We address the problem of cross-modal information retrieval in the domain of remote sensing. In particular, we are interested in two application scenarios: i) cross-modal retrieval between panchromatic (PAN) and multispectral imagery, and ii) multi-label image retrieval between very high resolution (VHR) images and speech-based label annotations. These multi-modal retrieval scenarios are more challenging than the traditional uni-modal retrieval approaches given the inherent differences in distributions between the modalities. However, with the increasing availability of multi-source remote sensing data and the scarcity of enough semantic annotations, the task of multi-modal retrieval has recently become extremely important. In this regard, we propose a novel deep neural network-based architecture that is considered to learn a discriminative shared feature space for all the input modalities, suitable for semantically coherent information retrieval. Extensive experiments are carried out on the benchmark large-scale PAN - multispectral DSRSID dataset and the multi-label UC-Merced dataset. Together with the Merced dataset, we generate a corpus of speech signals corresponding to the labels.

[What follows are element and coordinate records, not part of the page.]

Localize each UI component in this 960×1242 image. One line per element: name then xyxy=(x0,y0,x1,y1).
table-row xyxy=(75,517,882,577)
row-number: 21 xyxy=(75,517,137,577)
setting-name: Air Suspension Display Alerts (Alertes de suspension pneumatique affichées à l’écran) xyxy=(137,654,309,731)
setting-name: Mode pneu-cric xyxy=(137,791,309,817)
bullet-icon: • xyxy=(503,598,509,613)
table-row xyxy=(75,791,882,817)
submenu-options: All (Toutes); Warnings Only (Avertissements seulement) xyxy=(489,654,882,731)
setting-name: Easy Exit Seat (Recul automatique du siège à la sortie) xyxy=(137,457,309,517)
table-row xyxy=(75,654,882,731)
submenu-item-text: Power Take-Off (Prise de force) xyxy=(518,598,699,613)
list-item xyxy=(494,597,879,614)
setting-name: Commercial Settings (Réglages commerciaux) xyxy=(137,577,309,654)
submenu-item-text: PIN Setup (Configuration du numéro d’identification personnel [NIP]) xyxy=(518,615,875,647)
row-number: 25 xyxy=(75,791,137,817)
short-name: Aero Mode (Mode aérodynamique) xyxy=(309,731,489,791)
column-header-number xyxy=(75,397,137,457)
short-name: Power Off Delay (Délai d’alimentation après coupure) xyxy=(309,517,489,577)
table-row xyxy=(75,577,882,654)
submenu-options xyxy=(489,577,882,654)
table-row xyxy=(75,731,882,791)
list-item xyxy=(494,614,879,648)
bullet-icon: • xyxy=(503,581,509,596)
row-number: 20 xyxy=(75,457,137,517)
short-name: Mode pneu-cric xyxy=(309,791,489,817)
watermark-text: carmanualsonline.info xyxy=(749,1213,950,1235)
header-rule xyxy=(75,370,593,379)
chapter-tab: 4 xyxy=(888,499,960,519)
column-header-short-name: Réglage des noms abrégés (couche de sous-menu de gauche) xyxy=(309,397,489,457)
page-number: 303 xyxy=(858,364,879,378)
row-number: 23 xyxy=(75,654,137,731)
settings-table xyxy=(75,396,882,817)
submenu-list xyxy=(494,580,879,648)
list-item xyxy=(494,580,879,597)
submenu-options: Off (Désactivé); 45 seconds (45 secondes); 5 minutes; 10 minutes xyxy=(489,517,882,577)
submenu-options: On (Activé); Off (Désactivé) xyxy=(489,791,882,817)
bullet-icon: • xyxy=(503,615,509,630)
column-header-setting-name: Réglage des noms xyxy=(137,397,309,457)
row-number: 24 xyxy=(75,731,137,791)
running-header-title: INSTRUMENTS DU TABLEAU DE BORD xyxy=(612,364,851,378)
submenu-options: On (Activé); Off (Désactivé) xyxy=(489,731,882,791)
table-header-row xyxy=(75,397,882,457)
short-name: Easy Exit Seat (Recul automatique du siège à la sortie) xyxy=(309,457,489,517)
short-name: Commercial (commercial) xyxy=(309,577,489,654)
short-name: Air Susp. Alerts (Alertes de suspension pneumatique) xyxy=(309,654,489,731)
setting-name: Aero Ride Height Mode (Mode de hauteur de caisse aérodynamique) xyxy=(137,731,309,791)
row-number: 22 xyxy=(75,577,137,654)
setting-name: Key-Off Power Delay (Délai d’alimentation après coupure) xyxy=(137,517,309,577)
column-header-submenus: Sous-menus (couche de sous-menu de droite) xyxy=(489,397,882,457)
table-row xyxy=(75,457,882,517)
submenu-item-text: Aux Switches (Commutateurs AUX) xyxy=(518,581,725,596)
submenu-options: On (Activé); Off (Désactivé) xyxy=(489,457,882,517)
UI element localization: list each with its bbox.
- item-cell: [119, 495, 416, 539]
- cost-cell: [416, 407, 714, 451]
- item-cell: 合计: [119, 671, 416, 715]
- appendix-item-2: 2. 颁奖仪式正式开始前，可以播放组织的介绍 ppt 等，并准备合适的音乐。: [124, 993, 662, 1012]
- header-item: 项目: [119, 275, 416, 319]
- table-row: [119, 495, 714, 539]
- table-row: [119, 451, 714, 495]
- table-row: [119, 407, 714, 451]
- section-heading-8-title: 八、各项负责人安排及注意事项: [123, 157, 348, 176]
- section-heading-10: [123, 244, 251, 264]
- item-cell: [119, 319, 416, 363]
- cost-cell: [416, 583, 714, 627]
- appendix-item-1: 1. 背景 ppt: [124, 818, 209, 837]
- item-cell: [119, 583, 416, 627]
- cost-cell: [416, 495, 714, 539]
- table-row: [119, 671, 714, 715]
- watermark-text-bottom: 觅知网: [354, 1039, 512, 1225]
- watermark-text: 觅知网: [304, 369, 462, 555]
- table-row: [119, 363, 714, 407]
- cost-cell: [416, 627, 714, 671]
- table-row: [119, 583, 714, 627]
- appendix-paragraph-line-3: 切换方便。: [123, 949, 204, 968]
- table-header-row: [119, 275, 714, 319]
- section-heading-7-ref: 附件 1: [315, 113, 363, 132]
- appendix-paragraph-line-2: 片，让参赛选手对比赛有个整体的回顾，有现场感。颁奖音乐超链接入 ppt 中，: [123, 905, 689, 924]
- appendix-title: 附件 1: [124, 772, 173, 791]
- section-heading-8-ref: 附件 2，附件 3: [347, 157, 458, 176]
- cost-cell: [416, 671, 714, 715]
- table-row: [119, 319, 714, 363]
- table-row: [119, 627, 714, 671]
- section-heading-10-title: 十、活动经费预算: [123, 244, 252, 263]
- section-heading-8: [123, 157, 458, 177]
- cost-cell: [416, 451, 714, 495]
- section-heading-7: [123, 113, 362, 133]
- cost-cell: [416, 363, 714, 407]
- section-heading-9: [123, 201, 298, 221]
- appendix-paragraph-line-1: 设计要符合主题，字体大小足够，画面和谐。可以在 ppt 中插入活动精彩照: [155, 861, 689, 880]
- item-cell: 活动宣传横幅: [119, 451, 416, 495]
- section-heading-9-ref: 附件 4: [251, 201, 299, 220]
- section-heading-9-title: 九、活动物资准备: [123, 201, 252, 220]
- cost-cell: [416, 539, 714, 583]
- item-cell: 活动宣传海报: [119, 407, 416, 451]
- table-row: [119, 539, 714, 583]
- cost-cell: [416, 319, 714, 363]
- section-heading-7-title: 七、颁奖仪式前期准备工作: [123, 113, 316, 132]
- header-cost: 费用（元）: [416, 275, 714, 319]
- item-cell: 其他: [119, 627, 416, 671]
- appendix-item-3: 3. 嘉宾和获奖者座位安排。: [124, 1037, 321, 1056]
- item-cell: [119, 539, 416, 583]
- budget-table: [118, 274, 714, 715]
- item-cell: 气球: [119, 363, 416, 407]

Superior performance with respect to the current state-of-the-art is observed in all the cases.
If you find this code useful, please cite the following paper:
CMIR-NET : A deep learning based model for cross-modal retrieval in remote sensing
Ushasi Chaudhuri, Biplab Banerjee, Avik Bhattacharya, Mihai Datcu. In Pattern Recognition Letters Volume 131, March 2020, Pages 456-462. (https://doi.org/10.1016/j.patrec.2020.02.006)
In this work we have experimented on {Panchromatic satellite data, Multispectral satellite data} and {RGB image, speech} cross data. To implement these, go to the corrosponding sub-folder:
- Run the pretraining codes for both the modalities and save the features in a .mat file.
- Run Unified_XY.py. This saves a unified.mat file which stores the latent-space features for both the modalities.
- Use the MATLAB KNNcode.m to find the top
$k$ -nn retrieved data (using simple Eucledean distance).